Monstres et merveilles
La première constatation qui s’impose à la lecture d’Un siècle d’antiféminisme, c’est qu’on retrouve en politique l’antiféminisme à droite comme à gauche. «En effet, explique Christine Bard, même si l’extrême droite a aujourd’hui le monopole de l’antiféminisme assumé.» Contrairement au sexisme ou à la misogynie, l’antiféminisme a ceci de particulier qu’il s’attaque spécifiquement au discours féministe et aux féministes elles-mêmes. Mais il s’inspire évidemment de tous les mythes et stéréotypes concernant les femmes. Ainsi, et quoique le féminisme soit une des rares idéologies politiques résolument non violentes, les antiféministes soit parvenus à discréditer le féminisme en l’associant à l’idée d’extrémisme et de radicalisme, jouant pour cela sur «ce mythe des femmes incapables de contrôler leurs pulsions violentes, dangereuses, sanguinaires. L’antiféminisme a influencé l’opinion commune qui se représente le féminisme comme "la guerre des sexes" (un peu à la manière de ceux qui rendent le mouvement ouvrier responsable de la "lutte des classes"). Les féministes refusent pourtant d’avoir recours à la violence qui est associée à la culture masculine qu’elles dénoncent.»

De la même manière, le discours antiféministe qui s’exprime par exemple à travers les films, les médias et les caricatures représente presque toujours la militante féministe comme l’antithèse de la féminité. Mais puisque les modes féminines changent, la caricature de la féministe change aussi. Christine Bard, qui a également publié Les Garçonnes, explique ainsi qu’«il y a cent ans, le stéréotype représentait la militante féministe maigre: l’idéal féminin valorisait alors les rondeurs». L’idéal s’est aujourd’hui renversé, et alors que la mode féminine valorise la maigreur, l’oil de la caméra ou la plume du caricaturiste cherchent aujourd’hui une femme costaude et garçonne pour représenter le militantisme féministe. Pour Christine Bard, le message reste le même. «La féministe est présentée comme un monstre contre nature, célibataire sans enfants aux mours suspectes et animée par la haine des hommes, comme une ambitieuse égoïste qui cherche avant tout à se faire remarquer.»

Fausses identités
En apparence paradoxal, le fait qu’il y ait des femmes antiféministes n’est pas nié par Christine Bard et ses collaborateurs. Là encore, le discours antiféministe joue avec l’identité. «Pour les hommes comme pour les femmes, l’antiféminisme peut être le moyen d’afficher leur conformisme de genre: "être un homme, un vrai", ou une femme "féminine".» Mais, précise Christine Bard, «engager la conversation avec une femme qui ne se dit pas féministe est souvent révélateur. Beaucoup diront "je ne suis pas féministe, mais…" et expliqueront ensuite qu’elles sont pour l’égalité des salaires, le partage des tâches domestiques, l’augmentation du nombre de femmes élues, etc. Ce n’est donc pas nécessairement les objectifs du féminisme mais plutôt le mot "féministe" lui-même qui a été discrédité. Un sondage réalisé récemment en France révèle d’ailleurs qu’environ 70 % des femmes interrogées considèrent que le féminisme est encore utile. Par ailleurs, alors que des femmes refusent de se dire féministes, il ne faut pas oublier qu’il y a eu des hommes féministes, comme Victor Hugo, et qu’il y en a encore.»

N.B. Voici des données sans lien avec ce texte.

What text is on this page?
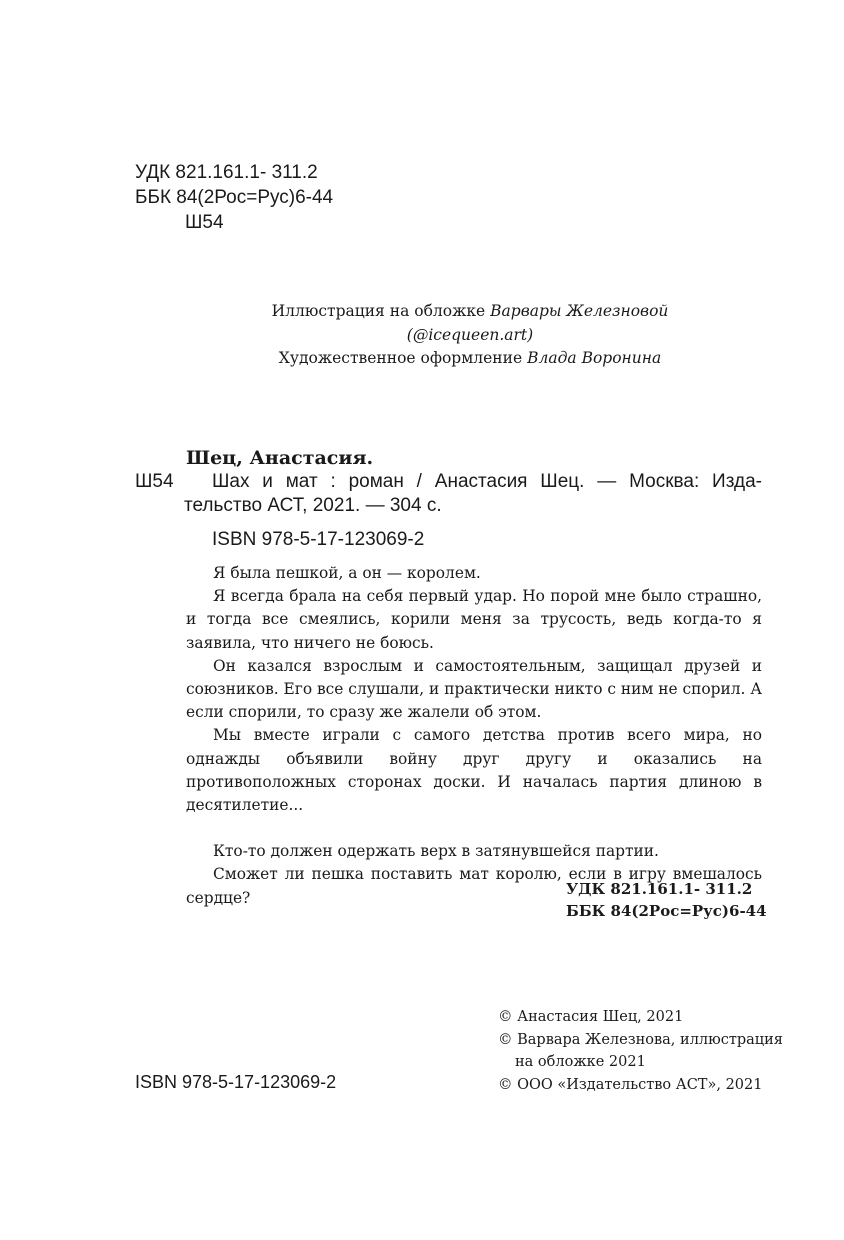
УДК 821.161.1- 311.2
ББК 84(2Рос=Рус)6-44
Ш54
Иллюстрация на обложке Варвары Железновой
(@icequeen.art)
Художественное оформление Влада Воронина
Шец, Анастасия.
Ш54 Шах и мат : роман / Анастасия Шец. — Москва: Изда-
тельство АСТ, 2021. — 304 с.
ISBN 978-5-17-123069-2

Я была пешкой, а он — королем.

Я всегда брала на себя первый удар. Но порой мне было страшно, и тогда все смеялись, корили меня за трусость, ведь когда-то я заявила, что ничего не боюсь.

Он казался взрослым и самостоятельным, защищал друзей и союзников. Его все слушали, и практически никто с ним не спорил. А если спорили, то сразу же жалели об этом.

Мы вместе играли с самого детства против всего мира, но однажды объявили войну друг другу и оказались на противоположных сторонах доски. И началась партия длиною в десятилетие...

Кто-то должен одержать верх в затянувшейся партии.

Сможет ли пешка поставить мат королю, если в игру вмешалось сердце?	УДК 821.161.1- 311.2
ББК 84(2Рос=Рус)6-44
© Анастасия Шец, 2021
© Варвара Железнова, иллюстрация
на обложке 2021
© ООО «Издательство АСТ», 2021
ISBN 978-5-17-123069-2
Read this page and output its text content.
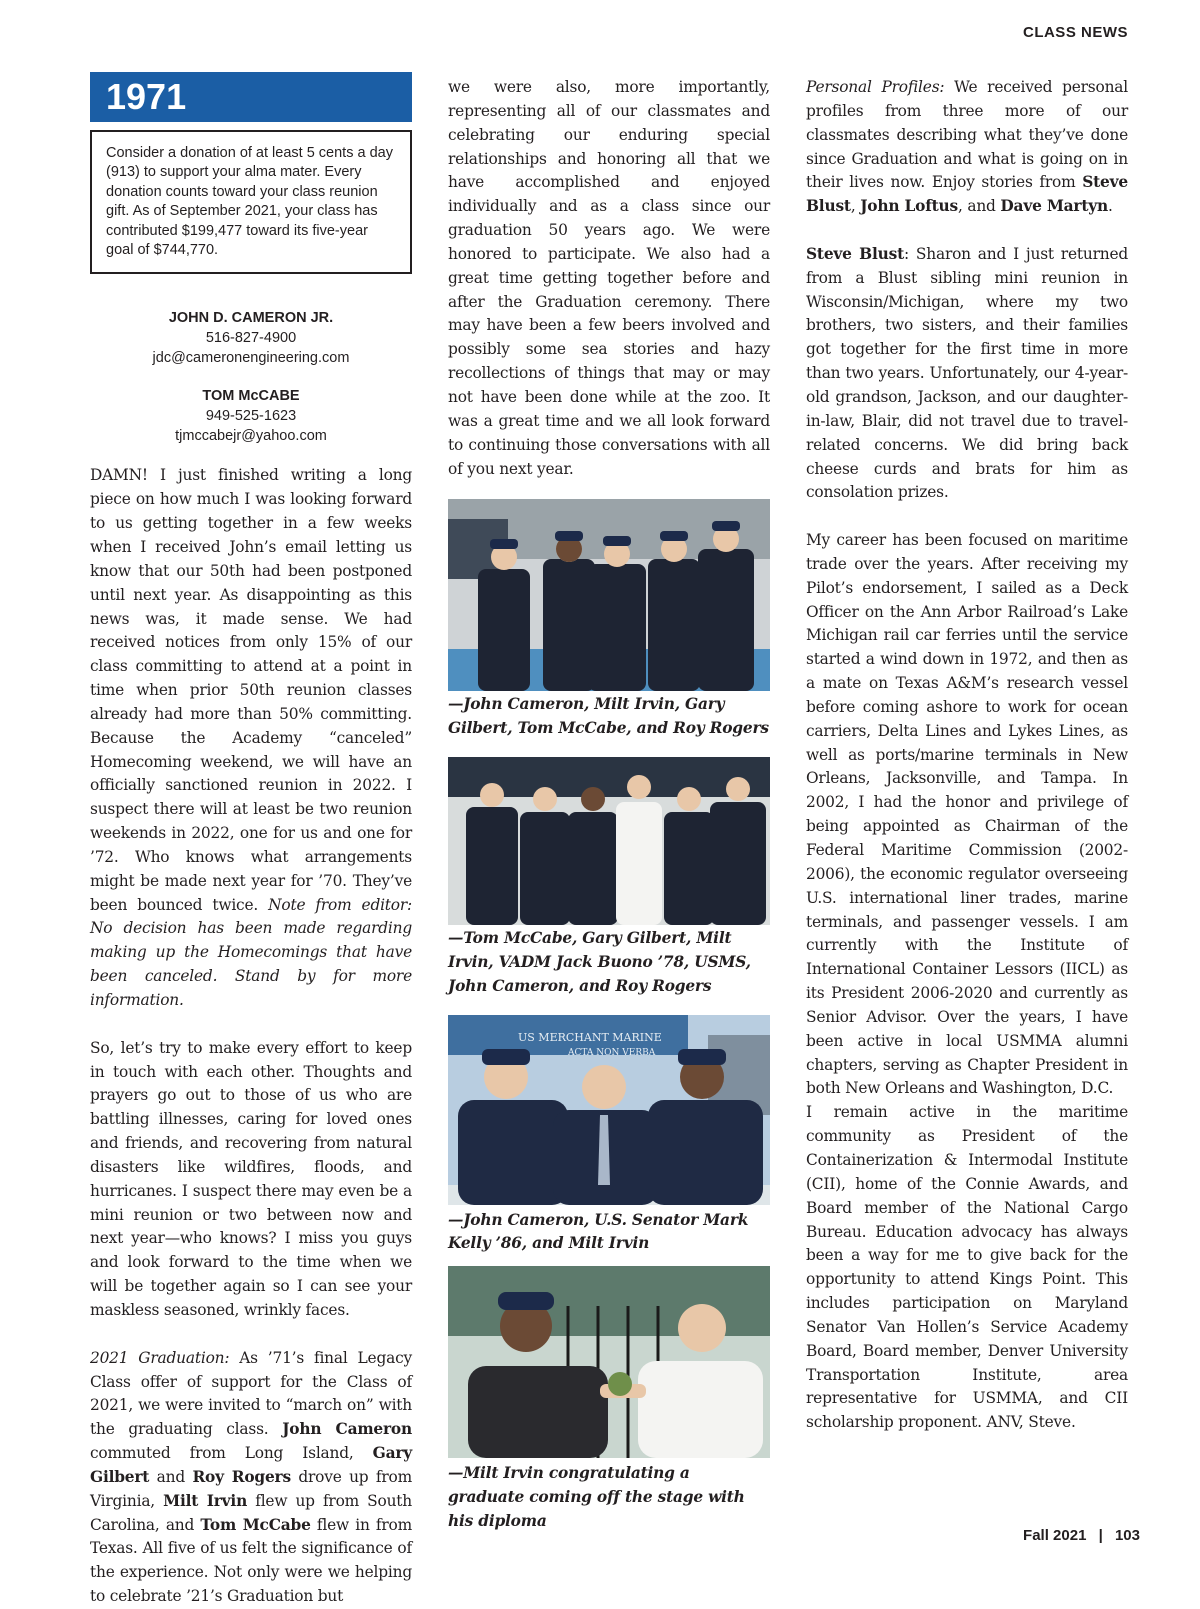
CLASS NEWS
1971
Consider a donation of at least 5 cents a day (913) to support your alma mater. Every donation counts toward your class reunion gift. As of September 2021, your class has contributed $199,477 toward its five-year goal of $744,770.
JOHN D. CAMERON JR.
516-827-4900
jdc@cameronengineering.com
TOM McCABE
949-525-1623
tjmccabejr@yahoo.com

DAMN! I just finished writing a long piece on how much I was looking forward to us getting together in a few weeks when I received John’s email letting us know that our 50th had been postponed until next year. As disappointing as this news was, it made sense. We had received notices from only 15% of our class committing to attend at a point in time when prior 50th reunion classes already had more than 50% committing. Because the Academy “canceled” Homecoming weekend, we will have an officially sanctioned reunion in 2022. I suspect there will at least be two reunion weekends in 2022, one for us and one for ’72. Who knows what arrangements might be made next year for ’70. They’ve been bounced twice. Note from editor: No decision has been made regarding making up the Homecomings that have been canceled. Stand by for more information.

So, let’s try to make every effort to keep in touch with each other. Thoughts and prayers go out to those of us who are battling illnesses, caring for loved ones and friends, and recovering from natural disasters like wildfires, floods, and hurricanes. I suspect there may even be a mini reunion or two between now and next year—who knows? I miss you guys and look forward to the time when we will be together again so I can see your maskless seasoned, wrinkly faces.

2021 Graduation: As ’71’s final Legacy Class offer of support for the Class of 2021, we were invited to “march on” with the graduating class. John Cameron commuted from Long Island, Gary Gilbert and Roy Rogers drove up from Virginia, Milt Irvin flew up from South Carolina, and Tom McCabe flew in from Texas. All five of us felt the significance of the experience. Not only were we helping to celebrate ’21’s Graduation but

we were also, more importantly, representing all of our classmates and celebrating our enduring special relationships and honoring all that we have accomplished and enjoyed individually and as a class since our graduation 50 years ago. We were honored to participate. We also had a great time getting together before and after the Graduation ceremony. There may have been a few beers involved and possibly some sea stories and hazy recollections of things that may or may not have been done while at the zoo. It was a great time and we all look forward to continuing those conversations with all of you next year.

—John Cameron, Milt Irvin, Gary Gilbert, Tom McCabe, and Roy Rogers

—Tom McCabe, Gary Gilbert, Milt Irvin, VADM Jack Buono ’78, USMS, John Cameron, and Roy Rogers

US MERCHANT MARINE
ACTA NON VERBA

—John Cameron, U.S. Senator Mark Kelly ’86, and Milt Irvin

—Milt Irvin congratulating a graduate coming off the stage with his diploma

Personal Profiles: We received personal profiles from three more of our classmates describing what they’ve done since Graduation and what is going on in their lives now. Enjoy stories from Steve Blust, John Loftus, and Dave Martyn.

Steve Blust: Sharon and I just returned from a Blust sibling mini reunion in Wisconsin/Michigan, where my two brothers, two sisters, and their families got together for the first time in more than two years. Unfortunately, our 4-year-old grandson, Jackson, and our daughter-in-law, Blair, did not travel due to travel-related concerns. We did bring back cheese curds and brats for him as consolation prizes.

My career has been focused on maritime trade over the years. After receiving my Pilot’s endorsement, I sailed as a Deck Officer on the Ann Arbor Railroad’s Lake Michigan rail car ferries until the service started a wind down in 1972, and then as a mate on Texas A&M’s research vessel before coming ashore to work for ocean carriers, Delta Lines and Lykes Lines, as well as ports/marine terminals in New Orleans, Jacksonville, and Tampa. In 2002, I had the honor and privilege of being appointed as Chairman of the Federal Maritime Commission (2002-2006), the economic regulator overseeing U.S. international liner trades, marine terminals, and passenger vessels. I am currently with the Institute of International Container Lessors (IICL) as its President 2006-2020 and currently as Senior Advisor. Over the years, I have been active in local USMMA alumni chapters, serving as Chapter President in both New Orleans and Washington, D.C.

I remain active in the maritime community as President of the Containerization & Intermodal Institute (CII), home of the Connie Awards, and Board member of the National Cargo Bureau. Education advocacy has always been a way for me to give back for the opportunity to attend Kings Point. This includes participation on Maryland Senator Van Hollen’s Service Academy Board, Board member, Denver University Transportation Institute, area representative for USMMA, and CII scholarship proponent. ANV, Steve.

Fall 2021 | 103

Outre les jeux de mots et les jeux d’images, qui ont pour objectif de discréditer l’ensemble d’un mouvement, l’antiféminisme influence également les luttes économiques, politiques et juridiques. Ainsi, pour Christine Bard, les pères divorcés qui déplorent que ce soit presque toujours les femmes qui obtiennent la garde des enfants participent au discours antiféministe. «On peut très bien comprendre qu’un homme soit peiné de ne pas voir ses enfants aussi souvent qu’il le veut. Mais que la mère gagne la garde des enfants dans 80 % des cas ne signifie pas que la justice est contrôlée par les féministes. Je crois les juges pragmatiques: ils et elles reconnaissent qu’en général, la mère passe plus de temps avec les enfants que le père.»

État critique
Érika Flahault, une des collaboratrices de Bard, signe le chapitre «La triste image de la femme seule», dans lequel elle dévoile l’antiféminisme des magazines féminins qui présentent des dossiers sur le thème de la femme seule victime du féminisme et obligée de se transformer en superwoman pour survivre sur le marché du travail. Or, explique Christine Bard, ce n’est pas le féminisme, le problème, «mais plutôt le fait que nous sommes encore loin de l’égalité effective. Il faut savoir que 58 % des hommes en France n’effectuent aucune tâche domestique. Les femmes sont très souvent contraintes d’accepter un travail à temps partiel et davantage exposées au chômage que les hommes. Les féministes doivent lutter sur plusieurs fronts mais aussi faire régresser le sexisme dans la vie ordinaire, quotidienne».

On ne peut pourtant s’empêcher à la lecture d’Un siècle d’antiféminisme de se demander si Bard et ses collègues ne pensent pas que le féminisme est une idéologie parfaite qui ne peut être critiquée… Car toute critique semble en effet automatiquement appartenir au discours antiféministe. Pourtant, Christine Bard précise: «Le féminisme est un mouvement extrêmement diversifié et il y a bien sûr des débats entre féministes de différentes tendances. En général, il n’est pas difficile d’identifier la critique constructive et la critique destructrice, haineuse, méprisante, formulée de manière sexiste.»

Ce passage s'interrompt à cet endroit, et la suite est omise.